Swedish prosecutors say they are reopening a rape case against Julian Assange, the founder of anti-secrecy group WikiLeaks, a month after he was removed from the Ecuadorian Embassy in London
A look at key events in the Assange saga:
— August 2010: Swedish prosecutor issues arrest warrant for Assange based on one woman’s allegation of rape and another’s allegation of molestation. The warrant was withdrawn shortly, with prosecutors citing insufficient evidence for the rape allegation. Assange denies the allegations.
— September 2010: Sweden’s director of prosecutions reopens rape investigation. Assange leaves Sweden for Britain Sept.27.
— November 2010: Swedish police issue international arrest warrant for Assange.
— December 2010: Assange surrenders to police in London and is detained pending extradition hearing. High Court grants Assange bail on Dec. 16.
— Feb. 24, 2011: District court in Britain rules Assange should be extradited to Sweden.
— Dec. 5, 2011: Assange granted an appeal to the Supreme Court.
— May 30, 2012: Supreme Court rejects Assange’s appeal.
— June 2012: Assange asks Supreme Court to reopen case; court refuses. Assange enters Ecuadorian embassy in central London, seeking asylum on June 19. Police set up round-the-clock guard to arrest him if he steps outside.
— Aug. 16, 2012: Assange is granted political asylum by Ecuador.
— July 2014: Assange loses bid to have an arrest warrant issued in Sweden against him canceled. A judge in Stockholm upholds the warrant alleging sexual offences against two women.
— March 2015: Swedish prosecutors ask to question Assange at the Ecuadorian embassy.
— Aug. 13, 2015: Swedish prosecutors drop investigations into some allegations against Assange because of the statute of limitations; investigation into a rape allegation remains active.
— Oct. 12, 2015: Metropolitan Police end their 24-hour guard outside the Ecuadorean embassy but say they’ll arrest Assange if he leaves — ending a three-year police operation estimated to have cost more than 12 million pounds ($17 million).
— Feb. 5, 2016: Assange claims “total vindication” as the U.N. Working Group on Arbitrary Detention finds that he has been unlawfully detained and recommends he be immediately freed and given compensation. British Foreign Secretary Philip Hammond calls the finding “frankly ridiculous.”

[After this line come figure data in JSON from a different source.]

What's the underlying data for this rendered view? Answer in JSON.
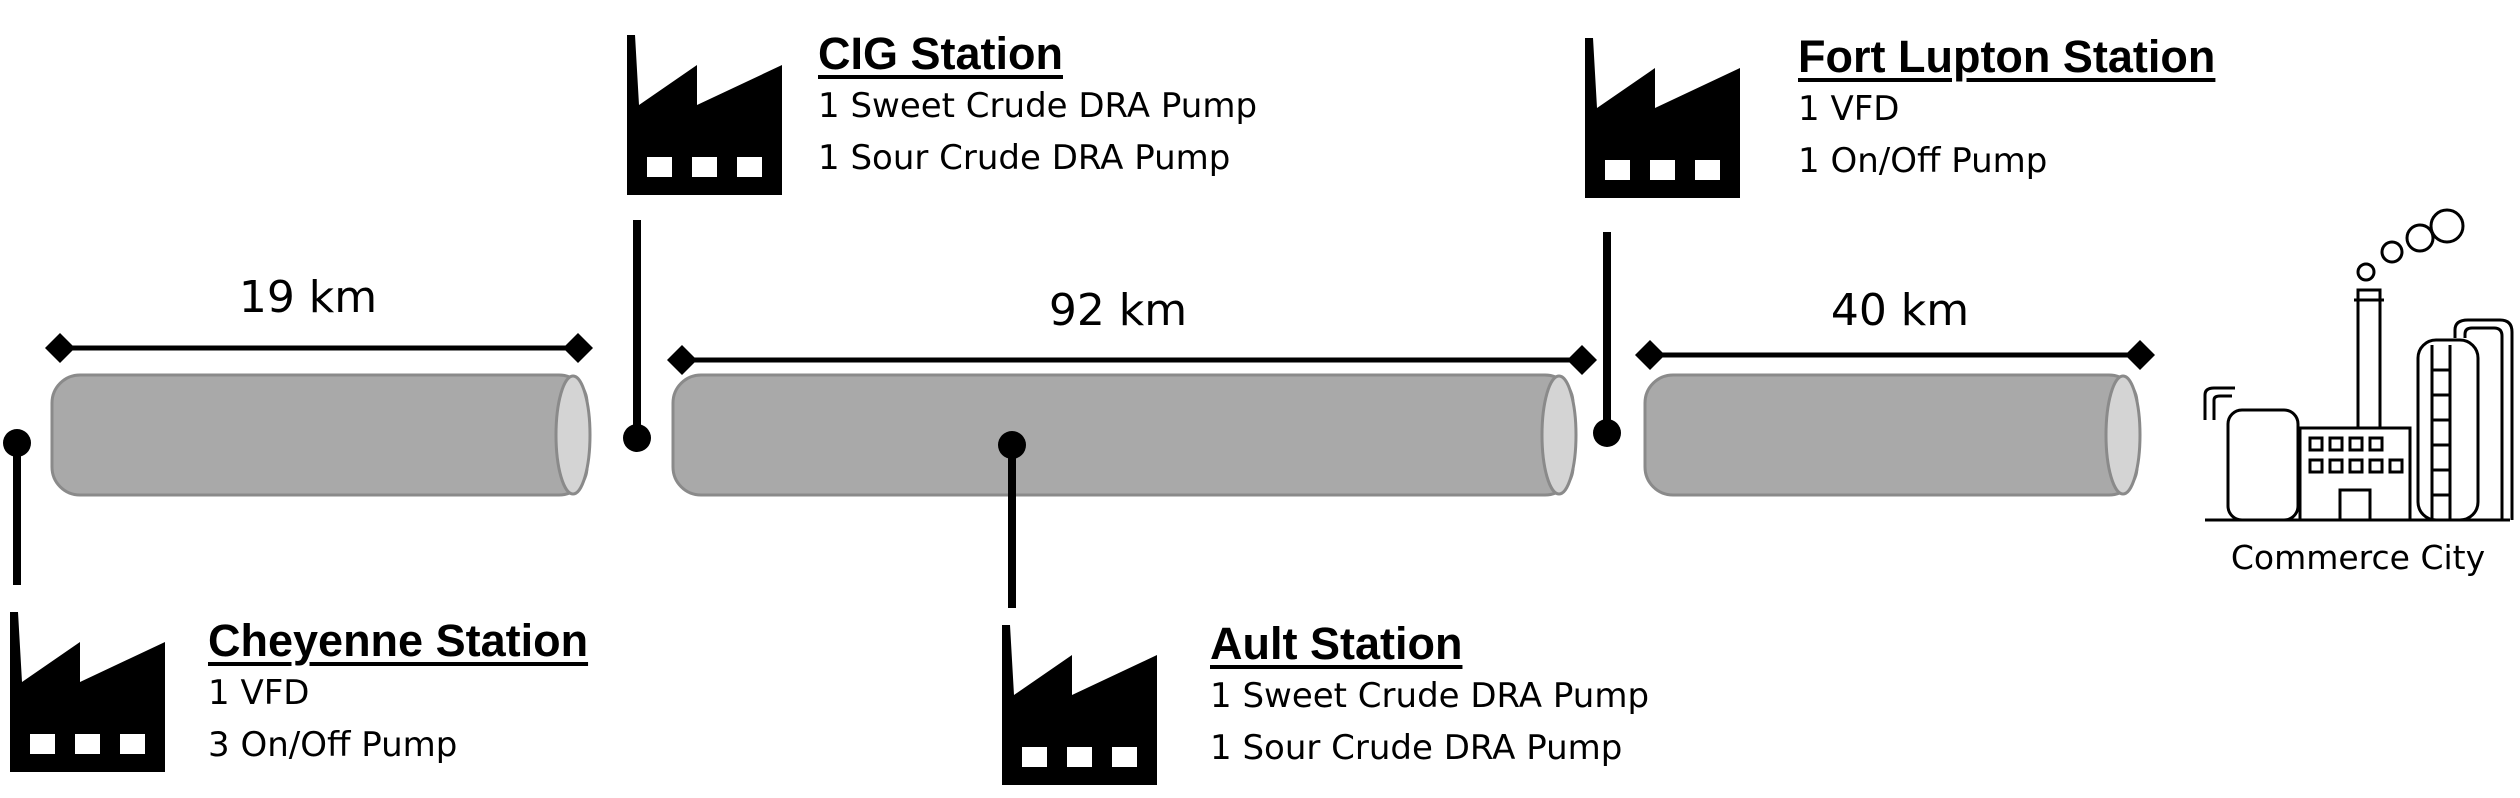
{
  "stations": {
    "cig": {
      "name": "CIG Station",
      "equipment": [
        "1 Sweet Crude DRA Pump",
        "1 Sour Crude DRA Pump"
      ]
    },
    "fort_lupton": {
      "name": "Fort Lupton Station",
      "equipment": [
        "1 VFD",
        "1 On/Off Pump"
      ]
    },
    "cheyenne": {
      "name": "Cheyenne Station",
      "equipment": [
        "1 VFD",
        "3 On/Off Pump"
      ]
    },
    "ault": {
      "name": "Ault Station",
      "equipment": [
        "1 Sweet Crude DRA Pump",
        "1 Sour Crude DRA Pump"
      ]
    }
  },
  "segments": [
    {
      "distance": "19 km"
    },
    {
      "distance": "92 km"
    },
    {
      "distance": "40 km"
    }
  ],
  "destination": {
    "name": "Commerce City"
  },
  "icons": {
    "station": "factory-icon",
    "destination": "refinery-icon"
  },
  "colors": {
    "pipe_fill": "#a9a9a9",
    "pipe_end": "#d4d4d4",
    "pipe_stroke": "#8a8a8a",
    "ink": "#000000"
  }
}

— April 6, 2017: Ecuador’s president-elect, Lenin Moreno, warns Assange that as a condition of asylum granted in 2012, he is not allowed to meddle in politics following comments on Twitter.

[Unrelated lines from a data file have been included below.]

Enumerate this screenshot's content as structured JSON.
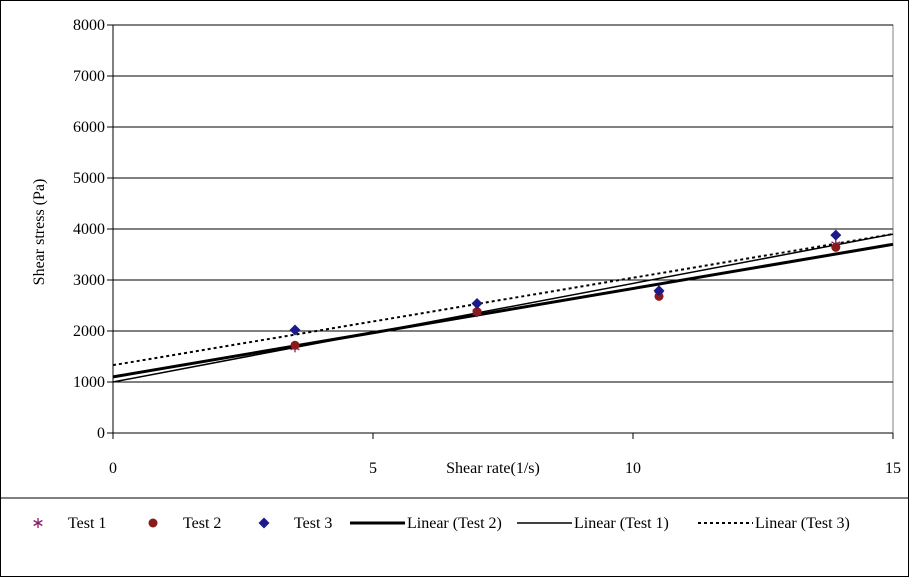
{
  "chart_data": {
    "type": "scatter",
    "xlabel": "Shear rate(1/s)",
    "ylabel": "Shear stress (Pa)",
    "xlim": [
      0,
      15
    ],
    "ylim": [
      0,
      8000
    ],
    "xticks": [
      0,
      5,
      10,
      15
    ],
    "yticks": [
      0,
      1000,
      2000,
      3000,
      4000,
      5000,
      6000,
      7000,
      8000
    ],
    "grid": "horizontal",
    "legend_position": "bottom",
    "series": [
      {
        "name": "Test 1",
        "marker": "asterisk",
        "color": "#8B1A6B",
        "x": [
          3.5,
          7.0,
          10.5,
          13.9
        ],
        "y": [
          1680,
          2370,
          2720,
          3700
        ]
      },
      {
        "name": "Test 2",
        "marker": "circle",
        "color": "#8B1A1A",
        "x": [
          3.5,
          7.0,
          10.5,
          13.9
        ],
        "y": [
          1720,
          2380,
          2680,
          3640
        ]
      },
      {
        "name": "Test 3",
        "marker": "diamond",
        "color": "#1A1A8B",
        "x": [
          3.5,
          7.0,
          10.5,
          13.9
        ],
        "y": [
          2020,
          2540,
          2790,
          3880
        ]
      }
    ],
    "trendlines": [
      {
        "name": "Linear (Test 2)",
        "style": "thick",
        "x": [
          0,
          15
        ],
        "y": [
          1100,
          3700
        ]
      },
      {
        "name": "Linear (Test 1)",
        "style": "thin",
        "x": [
          0,
          15
        ],
        "y": [
          1000,
          3900
        ]
      },
      {
        "name": "Linear (Test 3)",
        "style": "dotted",
        "x": [
          0,
          15
        ],
        "y": [
          1330,
          3900
        ]
      }
    ]
  }
}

— May 19, 2017: Swedish prosecutors drop their investigation into rape allegation against Assange, and the European arrest warrant is withdrawn because there is no prospect of bringing Assange to Sweden. British police say he is still wanted for jumping bail in 2012.

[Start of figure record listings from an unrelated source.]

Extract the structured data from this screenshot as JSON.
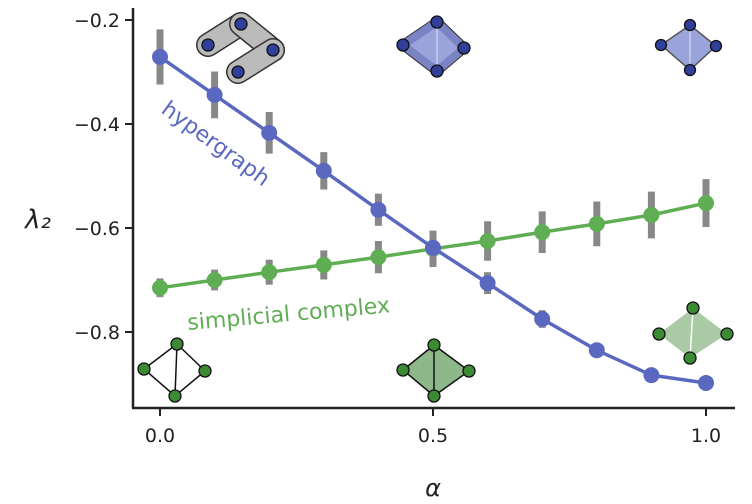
{
  "chart_data": {
    "type": "line",
    "title": "",
    "xlabel": "α",
    "ylabel": "λ₂",
    "xlim": [
      -0.05,
      1.05
    ],
    "ylim": [
      -0.946,
      -0.177
    ],
    "xticks": [
      0.0,
      0.5,
      1.0
    ],
    "xtick_labels": [
      "0.0",
      "0.5",
      "1.0"
    ],
    "yticks": [
      -0.2,
      -0.4,
      -0.6,
      -0.8
    ],
    "ytick_labels": [
      "−0.2",
      "−0.4",
      "−0.6",
      "−0.8"
    ],
    "grid": false,
    "x": [
      0.0,
      0.1,
      0.2,
      0.3,
      0.4,
      0.5,
      0.6,
      0.7,
      0.8,
      0.9,
      1.0
    ],
    "series": [
      {
        "name": "hypergraph",
        "color": "#5b68c0",
        "errcolor": "#888888",
        "values": [
          -0.271,
          -0.344,
          -0.417,
          -0.49,
          -0.565,
          -0.638,
          -0.706,
          -0.775,
          -0.835,
          -0.883,
          -0.898
        ],
        "errors": [
          0.053,
          0.045,
          0.04,
          0.036,
          0.031,
          0.026,
          0.021,
          0.017,
          0.014,
          0.011,
          0.0
        ]
      },
      {
        "name": "simplicial complex",
        "color": "#5fae54",
        "errcolor": "#888888",
        "values": [
          -0.715,
          -0.7,
          -0.685,
          -0.671,
          -0.656,
          -0.64,
          -0.625,
          -0.608,
          -0.592,
          -0.575,
          -0.552
        ],
        "errors": [
          0.018,
          0.02,
          0.024,
          0.028,
          0.031,
          0.035,
          0.038,
          0.04,
          0.043,
          0.045,
          0.046
        ]
      }
    ],
    "annotations": [
      "hypergraph",
      "simplicial complex"
    ]
  }
}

— September 2018: Ecuador’s president says his country and Britain are working on a legal solution to allow Assange to leave the embassy in “the medium term.”
— October 2018: Assange seeks court injunction pressing Ecuador to provide him basic rights he said the country agreed to when it first granted him asylum.
— November 2018: A U.S. court filing that appears to inadvertently reveal the existence of a sealed criminal case against Assange is discovered by a researcher. No details are confirmed.
— April 2, 2019: Ecuadorian President Lenin Moreno blames WikiLeaks for recent allegations of corruption.
— April 5, 2019: A senior Ecuadorian official says no decision has been made to expel Assange from the London embassy despite rumors he could be kicked out soon.
— April 11, 2019: London police arrest Assange at the Ecuadorian embassy for breaching bail conditions in 2012, as well as on behalf of U.S. authorities, shortly after Ecuador’s government withdrew his asylum status.
— May 1, 2019: Assange sentenced to 50 weeks in prison for breaching bail conditions in 2012.
— May 13, 2019: Swedish authorities reopen investigation of rape allegation against Assange and say they will seek his extradition.